Pests And Humans: An Allergic Relationship

The National Pest Control Association and members of our industry have repeatedly proclaimed that we are protectors of food, health, property and the environment. But how well are we able to fulfill this claim as protectors of health?

The relationship between human allergies and arthropod infestations (house dust mites) was demonstrated nearly 40 years ago. Since that time many studies have been conducted in Europe and the U.S. which further demonstrate the significant impact that arthropods have on allergic individuals, especially asthmatics. In fact, diagnostic and clinical studies conducted by allergists have found house dust mite and cockroach allergens to be the most common allergens implicated by asthmatics.

HISTORY. House dust was identified as a significant allergen in predisposed individuals as early as 1920. In the 1960s, European researchers identified house dust mites as one of the “house dust” allergens. For the next 20 years, most of the research in the United States focused on house dust mites as the principal household pest associated with arthropod allergies. It wasn’t until the early 1970s that researchers began to focus attention on allergies associated with cockroaches.

This was most likely because, in comparison to house dust mites, cockroaches represent a substantially different threat to human health, and allergy is but one aspect. Cockroaches have been associated with several hundred pathogenic organisms including bacteria, fungi, viruses, protozoans and helminths. Granted, much of this information has been generated through laboratory studies and isolation of these disease-causing organisms from field-collected cockroaches. However, there is strong circumstantial evidence linking cockroaches to several disease outbreaks of hepatitis, typhoid and dysentery.

Direct disease transmission, which is easily demonstrated in blood-feeding arthropods, is much more difficult to prove in mechanical disease vectors such as cockroaches. However, it is easy to appreciate the possibility of these filth-feeding and inhabiting cockroaches infecting food, preparation surfaces, utensils and plates with disease-causing organisms.

While evidence of cockroach-transmitted pathological diseases is mostly circumstantial, there is unequivocal evidence that cockroaches are directly associated with human allergies. Studies as early as the 1960s implicated cockroaches as a source of allergens.

THE COST OF CARE. The New England Journal of Medicine recently published a study of 476 children, ages 4 through 9, with asthma from eight inner-city areas in the U.S. The study concluded that of allergens associated with cockroaches, mites and cats, cockroach allergens produced more hospitalization and clinical visits. Another report estimated that in 1991, the cost of managing asthmatic episodes in the United States was $3.1 billion and there were 5,000 deaths. As many as 80% of childhood deaths from asthma occurred in urban children. African-American children were four to six times more likely to die from the disease than were white children.

It is not simply the presence of cockroaches that can precipitate an asthmatic or other allergic response, but anything associated with cockroaches, including their skin casts, dead bodies, pheromones, excreta and secretions. Thus, the significance of cockroach infestations, their mitigation and removal of allergen becomes important.

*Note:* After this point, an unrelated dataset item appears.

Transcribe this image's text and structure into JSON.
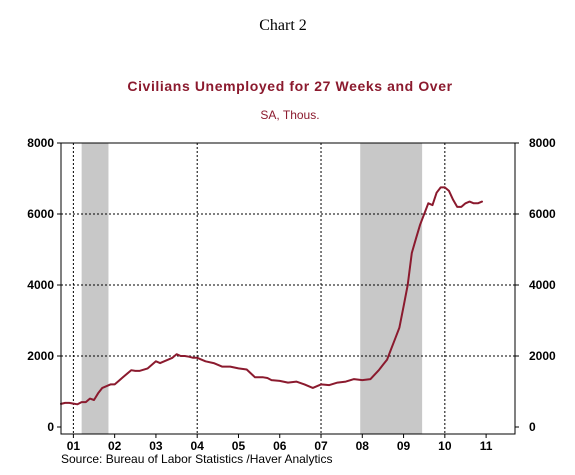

Our industry faces several issues regarding the reduction of this threat to human health. The following risky assumptions are those at the top of my list:

  • Believing that killing cockroaches removes all allergens from the environment; it does not.

  • Knowing that conventional treatments with sprays and aerosols may stir up cockroaches and allergens, thereby disbursing them into the environment.

  • Promising something one cannot deliver at this time; for example, allergen removal and allergy prevention.

What we can do is:

  • Know that technicians are at risk of occupational exposure to cockroach allergens.

  • Minimize allergen production by eliminating cockroach infestations.

  • Reduce allergen exposure by vacuuming (with HEPA filters) and using baits to eliminate cockroach infestations.

  • Reduce exposure by caulking and sealing harborages, which can also seal off allergens in wall voids and similar areas.

  • Provide advice on cleaning processes (as they are developed) that reduce the allergen load in the human environment.

Research to be conducted:

  • Development of a rapid allergen detection system to determine when removal is below the clinical threshold.

  • A method for denaturing and/or isolating allergens in deep harborages.

  • Quick and economical methods for removing allergens.

QUESTIONS REMAIN. Despite the many studies examining the relationship between arthropods and human allergies, questions still remain. For instance, it is still unknown what level of cockroach mitigation and allergen removal is clinically significant. Presently there are several studies underway throughout the United States focusing on ways to reduce the impact of cockroach and other arthropod allergens to human health.

The most important point we can take away from our knowledge of emerging cockroach management strategies and allergen mitigation process is that we, the pest control industry, can make a difference.